GPO Magazine : C’est la raison pour laquelle vous avez créé « Nous Citoyens » ?
D.P. : Je me suis posé une grande question. Faut-il atteindre le fond avant de commencer à remonter ? Non, certainement pas ! Cela signifierait que les créanciers du pays ne nous prêteraient plus à des taux acceptables, qu’ils nous imposeraient de licencier 500 000 ou 600 000 fonctionnaires en trois ou six mois… « Nous Citoyens » veut créer une 3e voie, raisonnable au plan des valeurs républicaines et européennes. L’Europe est à l’arrêt, mais elle est incontournable, il faut simplement la remettre en marche… L’UE fait la paix mais elle fait aussi la force sur un certain nombre de sujets. « Nous Citoyens » est aussi un mouvement humaniste. Nous plaçons authentiquement l’être humain au cœur de toutes les propositions que nous élaborons, nous voulons réconcilier solidarité et prospérité. Je suis certain que c’est possible.

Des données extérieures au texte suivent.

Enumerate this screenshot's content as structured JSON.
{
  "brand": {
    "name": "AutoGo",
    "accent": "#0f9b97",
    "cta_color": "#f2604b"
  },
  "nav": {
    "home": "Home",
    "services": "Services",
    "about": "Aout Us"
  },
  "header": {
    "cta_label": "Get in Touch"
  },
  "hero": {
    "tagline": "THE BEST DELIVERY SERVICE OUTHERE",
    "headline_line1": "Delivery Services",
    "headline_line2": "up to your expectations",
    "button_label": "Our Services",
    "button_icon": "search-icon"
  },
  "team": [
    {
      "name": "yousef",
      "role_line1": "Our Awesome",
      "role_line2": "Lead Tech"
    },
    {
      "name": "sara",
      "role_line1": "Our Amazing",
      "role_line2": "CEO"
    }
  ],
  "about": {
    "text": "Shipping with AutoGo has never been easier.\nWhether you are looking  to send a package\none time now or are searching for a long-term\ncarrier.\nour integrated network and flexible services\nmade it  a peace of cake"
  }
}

GPO Magazine : Votre solution ?
D.P. : Aujourd’hui, nous assistons à une pseudo- solidarité ; nos dirigeants politiques doivent montrer l’exemple. Des personnalités politiques de premier plan partent à la retraite à 50 ans après une carrière dans l’administration : est-ce acceptable ? Mais surtout, il faut favoriser toutes les formes d’entrepreneuriats, uniques sources de création massive d’emplois…du petit commerce ou de l’artisan de quartier jusqu’à celui qui part à la conquête du monde dans les nouvelles technologies. Tous ces gens là, il faut arrêter de les stigmatiser, de leur mettre des bâtons dans les roues. Ce n’est quand même pas compliqué ! Nombre d’enquêtes révèlent que plus de 90 % des Français ne font plus confiance aux politiques, alors que 85 % font confiance aux entrepreneurs. Le chemin à suivre n’est-il pas limpide ?
GPO Magazine : Un espoir ? Un objectif ?
D.P. : L’espoir : faire de « Nous Citoyens » un grand mouvement qui est devenu en huit mois le 9e mouvement politique français. L’objectif : prendre un jour le pouvoir pour permettre à notre pays de valoriser son formidable talent et retrouver la croissance, le plein emploi, la fierté d’être Français et la capacité à vivre ensemble… Nous pouvons changer le pays.
GPO Magazine : Votre épilogue ?
D.P. : Je suis un homme libre. Mon refuge qu’est la passion de la voile en est le symbole (l’homme a traversé l’Atlantique – ndlr). Lorsque je quitte le port à la barre de mon bateau, jamais je n’éprouve plus grand sentiment de liberté et de choix du cap à suivre. Les grandes lignes de ma vie relèvent de ce sentiment.